Friday, May 8, 2015

Debtor's Prison (a high-pitched whine)

Every Tuesday, I get together with three of my best friends to play Diablo III. One of them is in Ohio, one splits his time between State College, PA and somewhere near Ann Arbor, MI, and the third one lives about six miles from me and works about a mile from my building. I went to law school with two of them, I was in two of their weddings and attended the third's (on a day where I thought I was supposed to take the MPRE but got the dates mixed up and Pam, O Pam, you dragged me through the brambles over that one). Two of them were in my wedding. We're great friends and we get together on Google Hangouts every Tuesday to talk while we play a video game.

While we're all logging in and checking our characters' inventories and tweaking our builds, we talk about stuff. It's one of the few times I get to vent openly about whatever bothers me.

The thing that upsets me the most, of late, is how, with all this education and resources, my wife and I were living paycheck to paycheck for the last few years up until about February. Between moving and changing jobs and hustling to find the right place to stand and not get terrible sunburn, we have had to burn our savings, max out credit cards, and defer student loan payments basically forever.

In all this, we have been kind of screwed by the bank that gave us loans on houses in Akron that we couldn't really afford way back when, just like everyone else who got loans back then, and our credit has been crushed. Every little thing puts us further and further away from actually settling down and planning for the future. But we've finally gotten over the hump and squeezed a few of our assets to get some liquidity and pay down some debts. Finally, about eight years after law school. Even then, it's not great--we've managed to dedicate all of our free money for things that are ultimately going to tank our finances anyway, but it won't be as bad as it could have been. More on that later.

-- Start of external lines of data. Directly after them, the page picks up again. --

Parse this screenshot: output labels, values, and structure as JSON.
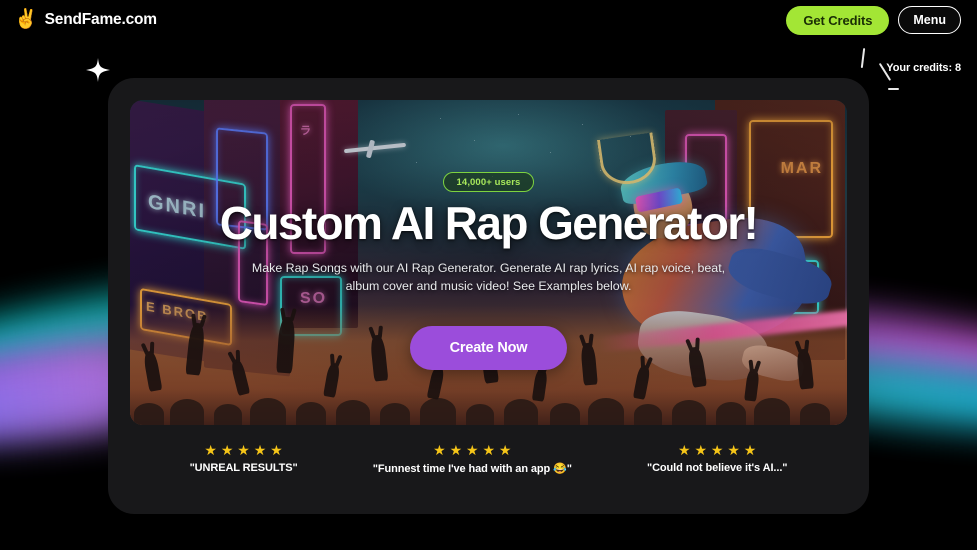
{
  "header": {
    "brand_icon": "victory-hand-emoji",
    "brand_icon_glyph": "✌",
    "brand_name": "SendFame.com",
    "get_credits_label": "Get Credits",
    "menu_label": "Menu",
    "credits_note": "Your credits: 8"
  },
  "hero": {
    "badge": "14,000+ users",
    "title": "Custom AI Rap Generator!",
    "subtitle": "Make Rap Songs with our AI Rap Generator. Generate AI rap lyrics, AI rap voice, beat, album cover and music video! See Examples below.",
    "cta_label": "Create Now",
    "art_description": "neon city street at night with a rapper in cap and visor sunglasses above a cheering crowd"
  },
  "testimonials": [
    {
      "stars": "★ ★ ★ ★ ★",
      "text": "\"UNREAL RESULTS\""
    },
    {
      "stars": "★ ★ ★ ★ ★",
      "text": "\"Funnest time I've had with an app 😂\""
    },
    {
      "stars": "★ ★ ★ ★ ★",
      "text": "\"Could not believe it's AI...\""
    }
  ],
  "colors": {
    "page_background": "#000000",
    "card_background": "#18181a",
    "accent_green": "#a3e635",
    "accent_purple": "#9b4ddb",
    "badge_green": "#a8e85b",
    "star_yellow": "#f5c518",
    "aurora_teal": "#14c3c3",
    "aurora_purple": "#a05fe8",
    "aurora_magenta": "#cd55d7",
    "aurora_cyan": "#19bedc"
  }
}
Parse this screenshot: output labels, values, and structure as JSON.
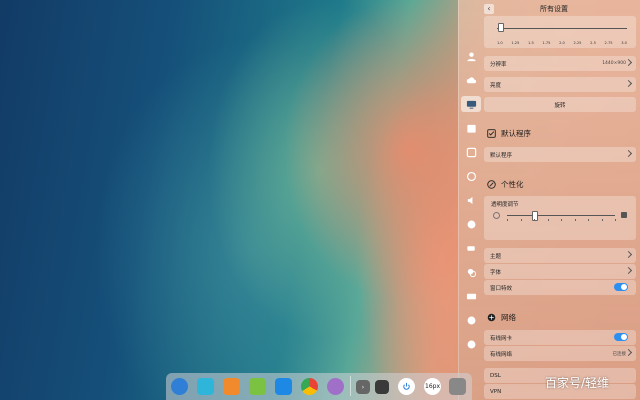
{
  "window": {
    "title": "所有设置"
  },
  "display": {
    "scale_ticks": [
      "1.0",
      "1.25",
      "1.5",
      "1.75",
      "2.0",
      "2.25",
      "2.5",
      "2.75",
      "3.0"
    ],
    "resolution_label": "分辨率",
    "resolution_value": "1440×900",
    "brightness_label": "亮度",
    "rotate_label": "旋转"
  },
  "default_apps": {
    "title": "默认程序",
    "row_label": "默认程序"
  },
  "personalization": {
    "title": "个性化",
    "opacity_label": "透明度调节",
    "opacity_level": 0.25,
    "theme_label": "主题",
    "font_label": "字体",
    "window_effect_label": "窗口特效"
  },
  "network": {
    "title": "网络",
    "wired_label": "有线网卡",
    "wired_network_label": "有线网络",
    "wired_network_value": "已连接",
    "dsl_label": "DSL",
    "vpn_label": "VPN"
  },
  "watermark": "百家号/轻维",
  "dock": {
    "ai_label": "16px"
  }
}
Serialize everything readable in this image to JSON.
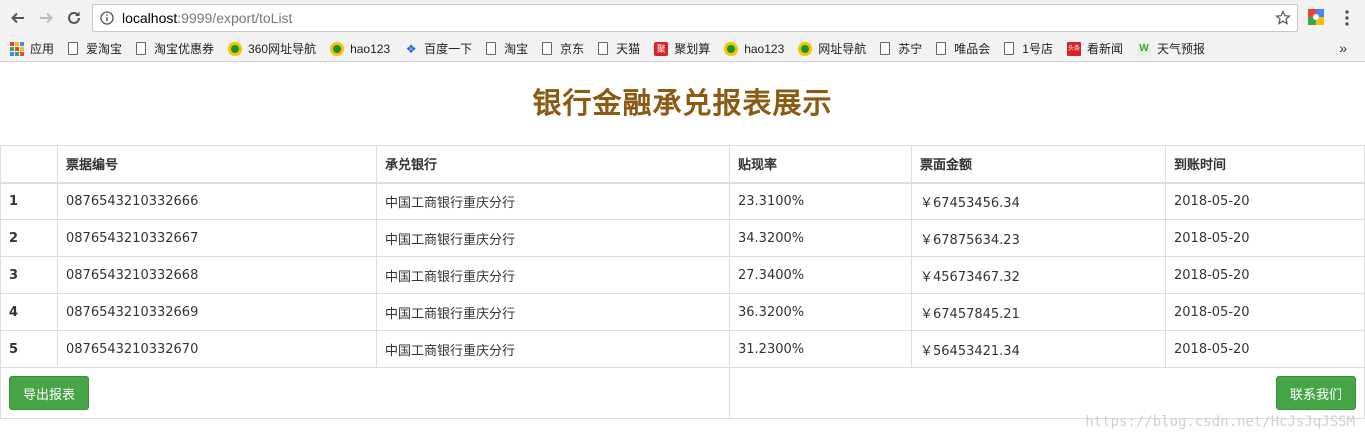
{
  "browser": {
    "url_host": "localhost",
    "url_path": ":9999/export/toList",
    "bookmarks": [
      {
        "label": "应用",
        "icon": "apps-grid-icon"
      },
      {
        "label": "爱淘宝",
        "icon": "page-icon"
      },
      {
        "label": "淘宝优惠券",
        "icon": "page-icon"
      },
      {
        "label": "360网址导航",
        "icon": "hao-icon"
      },
      {
        "label": "hao123",
        "icon": "hao-icon"
      },
      {
        "label": "百度一下",
        "icon": "baidu-paw-icon"
      },
      {
        "label": "淘宝",
        "icon": "page-icon"
      },
      {
        "label": "京东",
        "icon": "page-icon"
      },
      {
        "label": "天猫",
        "icon": "page-icon"
      },
      {
        "label": "聚划算",
        "icon": "ju-icon"
      },
      {
        "label": "hao123",
        "icon": "hao-icon"
      },
      {
        "label": "网址导航",
        "icon": "hao-icon"
      },
      {
        "label": "苏宁",
        "icon": "page-icon"
      },
      {
        "label": "唯品会",
        "icon": "page-icon"
      },
      {
        "label": "1号店",
        "icon": "page-icon"
      },
      {
        "label": "看新闻",
        "icon": "news-icon"
      },
      {
        "label": "天气预报",
        "icon": "weather-w-icon"
      }
    ],
    "more_label": "»"
  },
  "page": {
    "title": "银行金融承兑报表展示"
  },
  "table": {
    "headers": [
      "",
      "票据编号",
      "承兑银行",
      "贴现率",
      "票面金额",
      "到账时间"
    ],
    "rows": [
      [
        "1",
        "0876543210332666",
        "中国工商银行重庆分行",
        "23.3100%",
        "￥67453456.34",
        "2018-05-20"
      ],
      [
        "2",
        "0876543210332667",
        "中国工商银行重庆分行",
        "34.3200%",
        "￥67875634.23",
        "2018-05-20"
      ],
      [
        "3",
        "0876543210332668",
        "中国工商银行重庆分行",
        "27.3400%",
        "￥45673467.32",
        "2018-05-20"
      ],
      [
        "4",
        "0876543210332669",
        "中国工商银行重庆分行",
        "36.3200%",
        "￥67457845.21",
        "2018-05-20"
      ],
      [
        "5",
        "0876543210332670",
        "中国工商银行重庆分行",
        "31.2300%",
        "￥56453421.34",
        "2018-05-20"
      ]
    ]
  },
  "actions": {
    "export_label": "导出报表",
    "contact_label": "联系我们"
  },
  "watermark": "https://blog.csdn.net/HcJsJqJSSM",
  "colors": {
    "title": "#8b5a13",
    "button_green": "#46a646"
  }
}
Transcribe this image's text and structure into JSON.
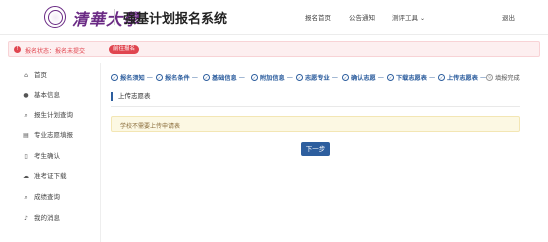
{
  "header": {
    "university_name": "清華大學",
    "system_title": "强基计划报名系统",
    "nav": [
      "报名首页",
      "公告通知",
      "测评工具"
    ],
    "logout_label": "退出"
  },
  "alert": {
    "status_text": "报名状态：报名未提交",
    "action_label": "前往报名"
  },
  "sidebar": {
    "items": [
      {
        "label": "首页",
        "icon": "home-icon"
      },
      {
        "label": "基本信息",
        "icon": "user-icon"
      },
      {
        "label": "报生计划查询",
        "icon": "search-icon"
      },
      {
        "label": "专业志愿填报",
        "icon": "form-icon"
      },
      {
        "label": "考生确认",
        "icon": "file-icon"
      },
      {
        "label": "准考证下载",
        "icon": "cloud-download-icon"
      },
      {
        "label": "成绩查询",
        "icon": "search-icon"
      },
      {
        "label": "我的消息",
        "icon": "bell-icon"
      }
    ]
  },
  "steps": [
    {
      "label": "报名须知",
      "done": true
    },
    {
      "label": "报名条件",
      "done": true
    },
    {
      "label": "基础信息",
      "done": true
    },
    {
      "label": "附加信息",
      "done": true
    },
    {
      "label": "志愿专业",
      "done": true
    },
    {
      "label": "确认志愿",
      "done": true
    },
    {
      "label": "下载志愿表",
      "done": true
    },
    {
      "label": "上传志愿表",
      "done": true
    },
    {
      "label": "填报完成",
      "done": false
    }
  ],
  "main": {
    "section_title": "上传志愿表",
    "notice_text": "学校不需要上传申请表",
    "next_label": "下一步"
  },
  "colors": {
    "accent": "#2d5e9e",
    "alert": "#e0454f",
    "brand_purple": "#6a2a84"
  }
}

We're not alone in this. Many of my friends are just sort of coasting or crawling along, doing everything they can to secure future paychecks and maintain some level of happiness along side that goal.  The painful part is when we actually talk about the details. On paper, Carly and I make a lot of money. We aren't eligible for a lot of tax credits that regular people are. Based on our income, we're in the top 5% of U.S. households. It doesn't feel like it. If you look at our student loan debt (about three times the rent I paid in law school) and rent (more per month than my first car cost) and other expenses and it puts us somewhere closer to the median. And still, no summer homes or white picket fences in our future for a while.

Now I feel like I'm whining. But it's somewhat justified. I'm most concerned with how the Wolf is going to make it through his first decade or two. In the last few years, we've moved four times. We're looking at doing it again in a year and a half. We want our kid (maybe another one by then, who knows?) to have some kind of stable physical home. Because of that, I have set my career aspirations on a slightly different path and I'm pretty sure we'll never move back to the NYC area. 

We're going to live in the Great Swamp forever, I think. Carly really loves her job. Mine's good enough--I have opportunities on the horizon in DC. I don't want to cause another move again for a long time. I want to buy a house. I am considering changing my phone number to a DMV area code.

Before all that, we need to bail out of two houses in Akron and pay down about $10,000 in credit debt. It's do-able. Hopefully this year. We have a realtor and a plan.

But hell. Maryland still has goofy blue laws.